For a moment I think he's asking me for confirmation – ‘That's me!' – but then I realize that the ‘yeah' is just one of those annoying verbal tics that this generation pick up like headlice. I have never met anyone like GoodNews. He talks like a dodgy geezer vicar, all cockiness and glottal stops and suspect solicitude.

‘Anyway,' he says. ‘The turtles. It was really weird, yeah? 'Cos I
had this dream about blue turtles, and then Sting, you know, the singer, well, I don't like him much, I used to like the Police when I was a kid but I think his solo stuff is bollocks pardon my French, anyway he brings out an album called
The Dream of the Blue Turtles
. So. . .'

He shrugs. The rest – the eyebrow-piercing and the brooches – is clearly meant to be self-explanatory, although I can't help feeling that he's missed out a couple of steps of the decision-making process.

‘And I've always had this thing about turtles anyway. I've always thought they could see stuff that we can't, yeah?'

The children stare at their father, clearly baffled.

‘What can they see?' asks Molly.

‘Good question, Molly.' He points at her. ‘You're good. You're sharp. I'm going to have to watch you.' Molly looks pleased, but there is no attempt to answer the question.

‘He doesn't know,' says Tom with a snort.

‘Oh, I know all right. But maybe now's not the time.'

‘When's the time, then?'

‘Do you want to show GoodNews his room?' says David to the children, clearly with the intention of bringing the subject of turtles and their psychic powers to a close; and as GoodNews doesn't want to expand on his theories anyway, he picks up his bags and goes upstairs.

David turns to me.

‘I know what you're thinking.'

‘What am I supposed to think?'

‘I know he talks nonsense some of the time. Try not to get bogged down in the superficial stuff.'

‘What else is there?'

‘You don't pick up a vibe?'

‘No.'

‘Oh. Oh well.' In other words: some people – the intuitive, soulful and spiritual among us – can pick up a vibe, and others – the flat, dull, literalists, like me – can't. I resent this.

‘What vibe should I be picking up, then, according to you?'

‘It's not according to me. It's there. It's interesting that Molly and I can feel it and you and Tom can't.'

‘How do you know Tom can't? How do you know Molly can?'

‘Did you notice that Tom was rude to him? If you pick up the vibe, you wouldn't be rude. Molly isn't rude. She got it the first time she saw him.'

‘And me? Was I rude?'

‘Not rude. But sceptical.'

‘And that's wrong?'

‘You can almost see it, what he has. If you know how to look.'

‘And you don't think I do?' I don't know why this bothers me so much, but it does. I want to know how to look; or at least, I want David to think of me as the sort of person who might know how to look.

‘Calm down. It doesn't make you a bad person.'

‘That's not true, though, is it? According to you. That's precisely why I'm a bad person. Because all I saw was the eyebrows, not the . . . the . . . aura.'

‘We can't all be everything.' And he smiles that smile, and goes to join the others.

 

‘There are a few things GoodNews has a problem with,' says David when they have all come down again.

‘I'm sorry to hear that,' I say.

‘I don't really agree with beds,' says GoodNews.

‘Oh,' I say. ‘Do you mind if we sleep in them?' I want to sound dry and light, like a nice white wine, but I fear that what comes out is a lot more vinegary than that.

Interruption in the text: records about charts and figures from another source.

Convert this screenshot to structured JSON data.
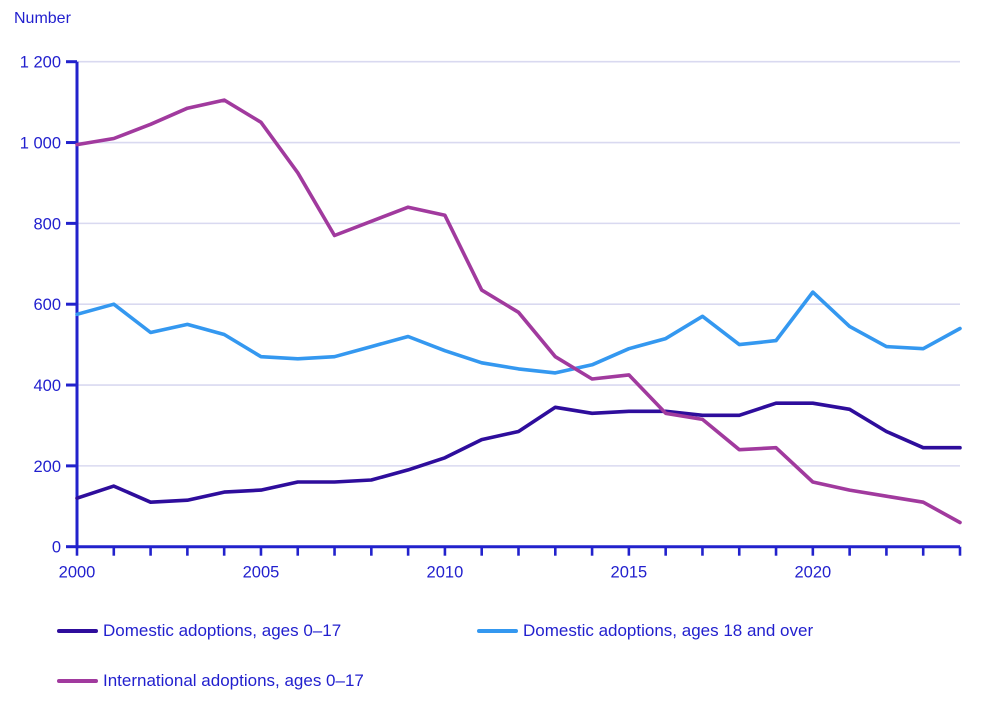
{
  "header": {
    "unit_label": "Number"
  },
  "chart_data": {
    "type": "line",
    "title": "",
    "xlabel": "",
    "ylabel": "Number",
    "x": [
      2000,
      2001,
      2002,
      2003,
      2004,
      2005,
      2006,
      2007,
      2008,
      2009,
      2010,
      2011,
      2012,
      2013,
      2014,
      2015,
      2016,
      2017,
      2018,
      2019,
      2020,
      2021,
      2022,
      2023,
      2024
    ],
    "series": [
      {
        "name": "Domestic adoptions, ages 0–17",
        "color": "#2e0d9c",
        "values": [
          120,
          150,
          110,
          115,
          135,
          140,
          160,
          160,
          165,
          190,
          220,
          265,
          285,
          345,
          330,
          335,
          335,
          325,
          325,
          355,
          355,
          340,
          285,
          245,
          245
        ]
      },
      {
        "name": "Domestic adoptions, ages 18 and over",
        "color": "#3498f0",
        "values": [
          575,
          600,
          530,
          550,
          525,
          470,
          465,
          470,
          495,
          520,
          485,
          455,
          440,
          430,
          450,
          490,
          515,
          570,
          500,
          510,
          630,
          545,
          495,
          490,
          540
        ]
      },
      {
        "name": "International adoptions, ages 0–17",
        "color": "#a13a9e",
        "values": [
          995,
          1010,
          1045,
          1085,
          1105,
          1050,
          925,
          770,
          805,
          840,
          820,
          635,
          580,
          470,
          415,
          425,
          330,
          315,
          240,
          245,
          160,
          140,
          125,
          110,
          60
        ]
      }
    ],
    "ylim": [
      0,
      1200
    ],
    "ytick_step": 200,
    "ytick_labels": [
      "0",
      "200",
      "400",
      "600",
      "800",
      "1 000",
      "1 200"
    ],
    "xtick_labels": [
      "2000",
      "2005",
      "2010",
      "2015",
      "2020"
    ],
    "xtick_label_step": 5,
    "grid": "horizontal",
    "legend_position": "bottom",
    "axis_color": "#2222cc",
    "grid_color": "#d9d9f0",
    "label_color": "#211fce"
  }
}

‘What other people do is their business,' says GoodNews. ‘I just think they make you soft. Take you further away from how things really are.'

‘And how are things?'

David shoots me a look. Not the old-style, I-hate-you-and-I-wish-you-were-dead look I would have got, once upon a time; this is the new-style, I'm-sooooo-disappointed look, and for a moment I am nostalgic for the days when hatred was our common currency. It
was a currency that worked, at the time, just as pigs and bales of wheat must have worked. And though you can see why pigs were abandoned, they at least had the virtue of simplicity.